Before Star Citizen got announced, I tried to get up a project that would’ve been better, bigger, and far more revolutionary… only I didn’t lie about it, so funding fell on blank stares at best, and a bunch of insults at worst.
Congrats, you voted with your wallet to get conned, so you got what you voted for. Same with No Man’s Sky.
The average citizen has no vision or perception of the costs involved, so you either con people, or nothing gets done.
Are you a well-known developer though? One of the reasons why Starfield attracted so much attention was the name Chris Roberts attached to it. As flawed as his legacy is, he’s a household name in the industry. Are you? What was your project about? How big was your team?
Precisely, you just described what’s needed to pull a con. My project was just an engine capable of running a real-scale galaxy with consistent time travel, we had no great concept artists capable of churning out eye candy marketing material.

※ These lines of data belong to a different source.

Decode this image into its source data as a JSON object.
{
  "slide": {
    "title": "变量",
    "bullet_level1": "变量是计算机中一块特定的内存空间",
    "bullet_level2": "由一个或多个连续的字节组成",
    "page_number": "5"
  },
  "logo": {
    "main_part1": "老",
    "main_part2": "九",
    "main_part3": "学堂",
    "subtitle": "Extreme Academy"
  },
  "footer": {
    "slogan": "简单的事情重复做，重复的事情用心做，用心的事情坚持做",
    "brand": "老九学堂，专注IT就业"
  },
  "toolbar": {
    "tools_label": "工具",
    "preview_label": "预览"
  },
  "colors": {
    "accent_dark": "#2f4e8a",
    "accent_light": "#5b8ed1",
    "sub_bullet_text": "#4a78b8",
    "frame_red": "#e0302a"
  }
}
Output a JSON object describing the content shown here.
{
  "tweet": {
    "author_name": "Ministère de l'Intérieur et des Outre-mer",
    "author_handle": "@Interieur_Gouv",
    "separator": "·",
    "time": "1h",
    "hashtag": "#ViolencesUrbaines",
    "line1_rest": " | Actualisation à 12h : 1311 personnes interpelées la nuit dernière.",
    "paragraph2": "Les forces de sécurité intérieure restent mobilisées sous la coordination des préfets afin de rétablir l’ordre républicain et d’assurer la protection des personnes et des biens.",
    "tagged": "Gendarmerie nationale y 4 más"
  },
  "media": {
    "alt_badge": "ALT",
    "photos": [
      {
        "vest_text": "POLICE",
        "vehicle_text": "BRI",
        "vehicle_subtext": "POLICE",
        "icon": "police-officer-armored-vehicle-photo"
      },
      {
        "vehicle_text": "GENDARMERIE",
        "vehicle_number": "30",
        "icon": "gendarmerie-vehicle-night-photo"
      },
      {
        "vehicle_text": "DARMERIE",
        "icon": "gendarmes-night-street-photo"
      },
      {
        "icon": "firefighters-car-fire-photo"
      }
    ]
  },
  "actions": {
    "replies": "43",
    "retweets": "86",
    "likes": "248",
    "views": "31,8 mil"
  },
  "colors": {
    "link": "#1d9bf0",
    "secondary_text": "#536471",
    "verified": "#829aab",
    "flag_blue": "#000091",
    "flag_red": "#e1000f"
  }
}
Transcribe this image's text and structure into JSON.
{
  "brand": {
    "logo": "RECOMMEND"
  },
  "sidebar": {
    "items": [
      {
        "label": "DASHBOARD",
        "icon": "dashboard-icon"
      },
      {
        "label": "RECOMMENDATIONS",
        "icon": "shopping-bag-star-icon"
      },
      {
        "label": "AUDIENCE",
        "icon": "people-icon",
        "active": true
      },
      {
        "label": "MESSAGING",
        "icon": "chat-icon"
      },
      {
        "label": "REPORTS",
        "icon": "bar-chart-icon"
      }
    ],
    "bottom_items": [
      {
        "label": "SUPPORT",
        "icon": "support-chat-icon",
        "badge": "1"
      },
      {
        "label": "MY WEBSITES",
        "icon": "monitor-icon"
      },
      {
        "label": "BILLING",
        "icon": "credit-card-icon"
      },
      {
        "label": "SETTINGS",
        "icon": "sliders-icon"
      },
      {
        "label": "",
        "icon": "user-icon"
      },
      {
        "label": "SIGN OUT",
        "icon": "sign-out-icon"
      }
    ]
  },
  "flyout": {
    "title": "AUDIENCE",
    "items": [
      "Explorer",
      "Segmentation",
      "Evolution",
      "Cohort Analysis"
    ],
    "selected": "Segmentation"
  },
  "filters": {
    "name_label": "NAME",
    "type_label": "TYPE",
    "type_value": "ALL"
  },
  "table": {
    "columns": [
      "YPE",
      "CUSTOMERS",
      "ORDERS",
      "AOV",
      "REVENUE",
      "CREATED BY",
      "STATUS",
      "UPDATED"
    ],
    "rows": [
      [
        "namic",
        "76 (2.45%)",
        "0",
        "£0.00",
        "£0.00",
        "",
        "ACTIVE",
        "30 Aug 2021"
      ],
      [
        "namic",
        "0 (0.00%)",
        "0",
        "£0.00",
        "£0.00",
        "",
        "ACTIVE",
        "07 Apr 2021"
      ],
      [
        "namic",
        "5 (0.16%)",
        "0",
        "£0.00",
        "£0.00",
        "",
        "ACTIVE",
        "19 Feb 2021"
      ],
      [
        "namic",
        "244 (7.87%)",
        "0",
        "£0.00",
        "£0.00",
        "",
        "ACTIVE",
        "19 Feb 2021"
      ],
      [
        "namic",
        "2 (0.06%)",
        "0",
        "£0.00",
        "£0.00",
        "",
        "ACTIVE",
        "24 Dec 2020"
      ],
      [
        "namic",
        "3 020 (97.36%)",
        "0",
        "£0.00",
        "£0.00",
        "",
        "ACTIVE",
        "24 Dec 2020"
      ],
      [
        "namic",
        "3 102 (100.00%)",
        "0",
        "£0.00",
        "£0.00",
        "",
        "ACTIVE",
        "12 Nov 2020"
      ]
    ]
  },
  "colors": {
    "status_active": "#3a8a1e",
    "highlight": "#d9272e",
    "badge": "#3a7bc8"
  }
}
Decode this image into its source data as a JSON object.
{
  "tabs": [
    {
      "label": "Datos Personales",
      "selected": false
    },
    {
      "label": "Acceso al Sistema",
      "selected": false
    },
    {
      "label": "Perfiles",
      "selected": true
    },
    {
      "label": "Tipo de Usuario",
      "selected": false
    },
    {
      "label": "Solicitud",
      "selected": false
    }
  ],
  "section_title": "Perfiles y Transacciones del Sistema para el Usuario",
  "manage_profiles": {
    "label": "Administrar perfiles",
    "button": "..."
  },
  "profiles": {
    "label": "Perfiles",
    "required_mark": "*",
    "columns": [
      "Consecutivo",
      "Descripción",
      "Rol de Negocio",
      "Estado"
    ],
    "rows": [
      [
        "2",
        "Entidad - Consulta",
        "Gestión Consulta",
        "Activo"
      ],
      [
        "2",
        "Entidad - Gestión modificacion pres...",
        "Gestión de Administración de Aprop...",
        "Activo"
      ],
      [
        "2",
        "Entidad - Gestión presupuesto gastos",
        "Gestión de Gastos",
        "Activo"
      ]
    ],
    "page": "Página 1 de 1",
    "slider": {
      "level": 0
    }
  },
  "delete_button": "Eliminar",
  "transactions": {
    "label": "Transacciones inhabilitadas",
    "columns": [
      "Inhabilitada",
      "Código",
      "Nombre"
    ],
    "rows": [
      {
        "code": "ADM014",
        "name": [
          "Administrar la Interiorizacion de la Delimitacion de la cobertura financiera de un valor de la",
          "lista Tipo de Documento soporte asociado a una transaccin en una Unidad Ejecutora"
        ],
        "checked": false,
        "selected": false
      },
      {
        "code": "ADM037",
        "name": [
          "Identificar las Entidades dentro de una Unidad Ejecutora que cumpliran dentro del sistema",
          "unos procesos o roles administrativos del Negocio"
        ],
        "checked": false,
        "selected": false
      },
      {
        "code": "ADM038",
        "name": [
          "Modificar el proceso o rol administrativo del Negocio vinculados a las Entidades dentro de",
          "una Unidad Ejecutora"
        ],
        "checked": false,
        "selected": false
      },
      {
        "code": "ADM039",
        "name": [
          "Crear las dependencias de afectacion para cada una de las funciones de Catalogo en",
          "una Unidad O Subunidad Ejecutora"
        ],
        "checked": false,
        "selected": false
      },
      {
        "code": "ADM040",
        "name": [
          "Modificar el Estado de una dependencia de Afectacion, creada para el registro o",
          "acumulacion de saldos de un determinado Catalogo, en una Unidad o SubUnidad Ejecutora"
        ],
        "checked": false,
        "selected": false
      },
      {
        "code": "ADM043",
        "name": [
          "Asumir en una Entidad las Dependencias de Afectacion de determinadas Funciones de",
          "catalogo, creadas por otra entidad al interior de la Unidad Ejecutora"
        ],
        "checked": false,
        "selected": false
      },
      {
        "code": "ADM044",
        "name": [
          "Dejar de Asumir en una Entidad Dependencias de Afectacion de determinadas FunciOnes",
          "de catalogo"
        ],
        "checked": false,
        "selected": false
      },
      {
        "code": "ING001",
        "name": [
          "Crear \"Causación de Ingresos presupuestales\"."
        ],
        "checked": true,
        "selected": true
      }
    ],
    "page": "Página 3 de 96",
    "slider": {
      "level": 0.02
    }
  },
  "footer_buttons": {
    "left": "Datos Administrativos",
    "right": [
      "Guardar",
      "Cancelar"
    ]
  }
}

Should have made it a solo project about digging mines, or something.
Oh, so they’re like, actually making something with all that money, huh. Wow
Always have been, that’s why calling it a scam has always been ridiculous. You can think about the feasibility of the project and quality of their decisions what you want, but they were always very honest and transparent about the work they are doing and the huge goal they are chasing.
We’ve been trying to tell y’all this for years, we just want you to have fun and not listen to horrendous “journalists” that smear Star Citizen for clicks. But you don’t create multiple offices across the world with over 1000 full time employees and dozens of third party contractors if you’re trying to scam your fans. You also can’t create a AAA studio from the ground up in just a few years. This studio started with 8 people in a basement and it grew slowly, because you have to. Only so many people are looking for work at a time and only so many of them are hirable. It took them 10 years just to have as many devs as other AAA studios, but they knew they had the budget to go AAA from early on. So for a long time there weren’t enough people to deliver a game of this scope in a reasonable time. They knew it, we knew it, it was part of the plan. They were hiring like mad across the world for years and years because the payoff in the end will be a well supported AAA game like no other. Now that they are chugging along at full speed, people are starting to see what the rest of us have been trying to show you. Yes, Chris Roberts wants to be a billionaire CEO. But he also wants to build a rad game in good faith and has the money to do so.
So yeah, it’s taken a while and will be a while still, but it’s a genuinely fun game to play, even now. If it goes belly up tomorrow I’ve already got my money’s worth of enjoyment out of it. Every quarter, new massive updates drop. Once Squadron 42 is launched and running smoothly I think it will change a lot of hearts and minds. Just play SC during a free fly week. It’s janky as early access games always are, but genuinely a fun time.
You should all be angry at the shitty hit pieces that deprived you guys of quality online scifi shenanigans by lying to you about this game and remember gaming news isn’t always good journalism, sometimes reputable sites will post tabloid garbage because there are no rules, only shareholders and click quotas.